American contemporary artist (born 1939)

Richard Jackson is an American contemporary artist born in 1939 in Sacramento. He now lives in Los Angeles, California.

He studied Art and Engineering at Sacramento State College from 1959–1961 and taught Sculpture and New Forms at UCLA Los Angeles 1989 – 1994.

Since the 1970s Jackson has developed in his work an interrogation of painting that combines conceptual procedures, humour and extreme disorder. He expands the activity of painting, abandons its traditional instruments for machines, vehicles and everyday objects.

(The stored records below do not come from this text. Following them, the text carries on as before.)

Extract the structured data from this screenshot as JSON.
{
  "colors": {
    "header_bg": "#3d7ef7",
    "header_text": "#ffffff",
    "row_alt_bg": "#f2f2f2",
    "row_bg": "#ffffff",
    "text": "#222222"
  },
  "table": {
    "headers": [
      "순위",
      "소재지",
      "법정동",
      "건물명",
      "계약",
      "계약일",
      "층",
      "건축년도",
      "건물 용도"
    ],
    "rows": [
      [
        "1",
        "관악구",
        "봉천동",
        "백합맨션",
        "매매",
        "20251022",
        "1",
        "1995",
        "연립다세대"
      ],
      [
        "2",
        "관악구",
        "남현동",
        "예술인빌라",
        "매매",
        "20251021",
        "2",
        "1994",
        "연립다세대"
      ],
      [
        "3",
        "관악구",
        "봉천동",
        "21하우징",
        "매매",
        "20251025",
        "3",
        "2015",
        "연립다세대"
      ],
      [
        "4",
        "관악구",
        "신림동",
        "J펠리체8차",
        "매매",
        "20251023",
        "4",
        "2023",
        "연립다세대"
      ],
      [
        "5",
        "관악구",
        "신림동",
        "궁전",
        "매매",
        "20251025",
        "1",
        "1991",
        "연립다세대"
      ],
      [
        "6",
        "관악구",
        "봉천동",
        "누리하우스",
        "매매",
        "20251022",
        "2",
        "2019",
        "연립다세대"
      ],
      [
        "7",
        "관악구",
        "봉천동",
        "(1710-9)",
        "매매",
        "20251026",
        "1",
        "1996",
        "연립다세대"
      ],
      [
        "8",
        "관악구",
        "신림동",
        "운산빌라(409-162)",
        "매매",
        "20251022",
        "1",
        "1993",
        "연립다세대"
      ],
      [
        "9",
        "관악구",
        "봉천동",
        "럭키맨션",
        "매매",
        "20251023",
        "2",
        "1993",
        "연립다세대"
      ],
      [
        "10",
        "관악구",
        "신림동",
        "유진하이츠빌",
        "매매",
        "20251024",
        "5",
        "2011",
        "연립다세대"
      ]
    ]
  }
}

For this reason he has been referred to as a Neo-Dadaist.

Jackson has brought the material dimensions of painting to extremes. "Big Ideas" from 1981 consisted of hundreds of painted canvases stacked into a sphere of 5 meters in diameter. His exhibition, The Maid's Room / The Dining Room (2007) is a tribute to Marcel Duchamp's last major work: Etant donnés.

In 1999 he exhibited at the 48th Venice Biennale.

Jackson's recent solo exhibitions include 'Accidents in Abstract Painting' at The Armory Center for the Arts, Pasadena CA, (2012), where Jackson flew and crashed a radio-controlled, model military plane with a fifteen-foot wingspan, filled with paint, into a twenty-foot wall that read “accidents in abstract painting.” The spectacle, free and open to the public, took place at Pasadena’s Arroyo Seco. In 2013, he was the subject of a retrospective exhibition at the Orange County Museum of Art.

== Exhibitions ==
His exhibitions include Richard Jackson: Installations 1970–1988 at the Menil Collection, Houston, TX.